Les discussions s’éternisent entre le Royaume-Uni et l’Union européenne (UE). Principal point d’achoppement : les négociations autour d’un accord commercial. Mais à en croire l’Organisation mondiale du commerce (OMC), l’absence d’un tel accord ne serait « pas la fin du monde » pour le royaume de Sa Majesté, même si cela pourrait entraîner « des rigidités et des coûts » pour le pays.

Sans accord commercial au moment de la sortie du Royaume-Uni de l’Union européenne, celui-ci se verrait appliquer les règles de l’Organisation mondiale du commerce (OMC), c’est-à-dire des barrières douanières et tarifaires. « Environ la moitié du commerce du Royaume-Uni est déjà soumise aux règles de l’OMC – avec les États-Unis, la Chine et plusieurs grands pays émergents où l’UE ne dispose pas d’accords commerciaux », déclare Robert Azevedo, patron de l’OMC, dans un entretien accordé au journal britannique The Sunday Telegraph.

Le Royaume-Uni a prévu de quitter le marché unique européen et l’Union douanière en se retirant de l’UE le 29 mars 2019, tout en espérant pouvoir conclure d’ici là un accord de libre-échange avec Bruxelles.

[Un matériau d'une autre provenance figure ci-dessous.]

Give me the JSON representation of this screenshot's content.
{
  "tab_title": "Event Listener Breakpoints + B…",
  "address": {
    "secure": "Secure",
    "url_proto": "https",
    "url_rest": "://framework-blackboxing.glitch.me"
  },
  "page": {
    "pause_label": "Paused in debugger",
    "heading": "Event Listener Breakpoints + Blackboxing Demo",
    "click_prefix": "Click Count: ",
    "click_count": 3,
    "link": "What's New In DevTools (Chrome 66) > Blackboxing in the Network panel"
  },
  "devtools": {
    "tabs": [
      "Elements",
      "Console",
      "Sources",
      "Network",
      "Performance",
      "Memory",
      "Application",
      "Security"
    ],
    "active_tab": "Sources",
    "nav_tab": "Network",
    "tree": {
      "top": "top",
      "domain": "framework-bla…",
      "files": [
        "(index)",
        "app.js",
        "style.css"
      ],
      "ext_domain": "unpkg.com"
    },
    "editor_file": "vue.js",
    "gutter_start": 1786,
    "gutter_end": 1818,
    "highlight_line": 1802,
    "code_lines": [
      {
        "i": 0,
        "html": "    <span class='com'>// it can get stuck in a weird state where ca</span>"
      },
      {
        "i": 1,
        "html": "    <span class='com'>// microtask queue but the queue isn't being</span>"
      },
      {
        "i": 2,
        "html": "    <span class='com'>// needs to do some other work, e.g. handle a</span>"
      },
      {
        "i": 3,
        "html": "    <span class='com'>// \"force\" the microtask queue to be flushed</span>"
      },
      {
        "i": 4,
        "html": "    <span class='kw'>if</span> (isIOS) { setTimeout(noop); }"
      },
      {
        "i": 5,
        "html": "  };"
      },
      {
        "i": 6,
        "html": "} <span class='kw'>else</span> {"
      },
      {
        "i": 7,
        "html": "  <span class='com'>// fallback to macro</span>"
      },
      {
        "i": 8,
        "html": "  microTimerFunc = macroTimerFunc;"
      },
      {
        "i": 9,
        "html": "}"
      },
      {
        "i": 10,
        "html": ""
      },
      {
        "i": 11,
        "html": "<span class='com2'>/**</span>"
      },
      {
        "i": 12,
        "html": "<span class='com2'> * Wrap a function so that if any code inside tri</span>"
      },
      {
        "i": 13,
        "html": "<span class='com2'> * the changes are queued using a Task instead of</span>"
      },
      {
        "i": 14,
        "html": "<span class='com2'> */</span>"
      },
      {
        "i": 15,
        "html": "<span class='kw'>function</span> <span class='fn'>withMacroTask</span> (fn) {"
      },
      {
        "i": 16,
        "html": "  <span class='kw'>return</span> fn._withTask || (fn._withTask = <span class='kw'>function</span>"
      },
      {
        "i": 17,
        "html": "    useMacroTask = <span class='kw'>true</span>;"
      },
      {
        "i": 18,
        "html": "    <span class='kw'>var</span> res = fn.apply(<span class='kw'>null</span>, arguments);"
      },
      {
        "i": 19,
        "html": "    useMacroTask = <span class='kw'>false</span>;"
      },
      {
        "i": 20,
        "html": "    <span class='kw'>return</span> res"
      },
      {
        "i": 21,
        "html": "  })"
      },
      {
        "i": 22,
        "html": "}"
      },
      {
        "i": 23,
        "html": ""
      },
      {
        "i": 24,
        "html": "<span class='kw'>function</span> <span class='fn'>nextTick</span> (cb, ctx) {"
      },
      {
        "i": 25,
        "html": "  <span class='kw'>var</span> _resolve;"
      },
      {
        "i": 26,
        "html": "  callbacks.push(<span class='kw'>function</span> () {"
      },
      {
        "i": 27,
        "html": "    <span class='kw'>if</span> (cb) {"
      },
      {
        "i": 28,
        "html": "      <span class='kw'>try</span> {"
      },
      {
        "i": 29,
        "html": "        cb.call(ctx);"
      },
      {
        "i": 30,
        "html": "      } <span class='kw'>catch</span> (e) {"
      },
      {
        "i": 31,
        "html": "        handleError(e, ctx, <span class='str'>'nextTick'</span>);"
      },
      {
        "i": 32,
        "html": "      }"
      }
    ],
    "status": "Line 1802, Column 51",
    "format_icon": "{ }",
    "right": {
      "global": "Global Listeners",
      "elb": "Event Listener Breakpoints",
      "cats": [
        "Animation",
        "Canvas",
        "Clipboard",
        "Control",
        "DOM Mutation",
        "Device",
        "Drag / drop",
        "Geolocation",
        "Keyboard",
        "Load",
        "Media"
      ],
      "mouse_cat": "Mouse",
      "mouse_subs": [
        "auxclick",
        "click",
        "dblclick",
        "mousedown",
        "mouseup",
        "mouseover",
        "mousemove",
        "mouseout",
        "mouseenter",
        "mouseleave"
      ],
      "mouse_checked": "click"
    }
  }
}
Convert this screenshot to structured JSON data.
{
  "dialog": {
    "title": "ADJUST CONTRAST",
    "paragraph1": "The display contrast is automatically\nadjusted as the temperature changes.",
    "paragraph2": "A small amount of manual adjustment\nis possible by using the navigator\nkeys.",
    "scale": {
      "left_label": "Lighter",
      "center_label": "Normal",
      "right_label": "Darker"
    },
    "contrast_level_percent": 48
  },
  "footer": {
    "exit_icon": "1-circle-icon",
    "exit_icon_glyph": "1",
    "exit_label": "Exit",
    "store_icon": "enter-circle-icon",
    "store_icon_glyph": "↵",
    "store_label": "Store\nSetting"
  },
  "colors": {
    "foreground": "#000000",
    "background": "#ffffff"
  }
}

Mais l’UE refuse d’entamer des négociations sur sa future relation commerciale avec le Royaume-Uni sans accord préalable sur trois dossiers qu’elle juge prioritaires, dont la facture du divorce et la frontière entre les deux Irlandes, alimentant l’hypothèse de la possibilité d’une absence d’accord.


Ce n’est pas comme si le commerce entre le Royaume-Uni et l’UE allait s’arrêter

« Si vous ne disposiez pas d’un accord de libre-échange totalement fonctionnel avec l’UE, il pourrait y avoir des rigidités et des coûts – mais ce n’est pas comme si le commerce entre le Royaume-Uni et l’UE allait s’arrêter. Il y aura un impact, mais je suppose qu’il est parfaitement gérable », estime Robert Azevedo. Avant le référendum britannique du 23 juin 2016 en faveur du Brexit, le patron de l’OMC avait averti qu’une sortie de l’UE risquait d’entraîner pour les exportateurs britanniques 5,6 milliards de livres par an de droits de douane supplémentaires.

Il avait également prévu que Londres devrait négocier de nouveaux accords commerciaux avec les 58 pays liés au bloc européen par un accord de libre-échange. « Bien sûr, nous préférerions conclure un accord avec l’Union européenne mais nous ne craignons pas de ne pas en avoir », a déclaré sur la chaîne de télévision Sky News le ministre britannique du Commerce, Liam Fox.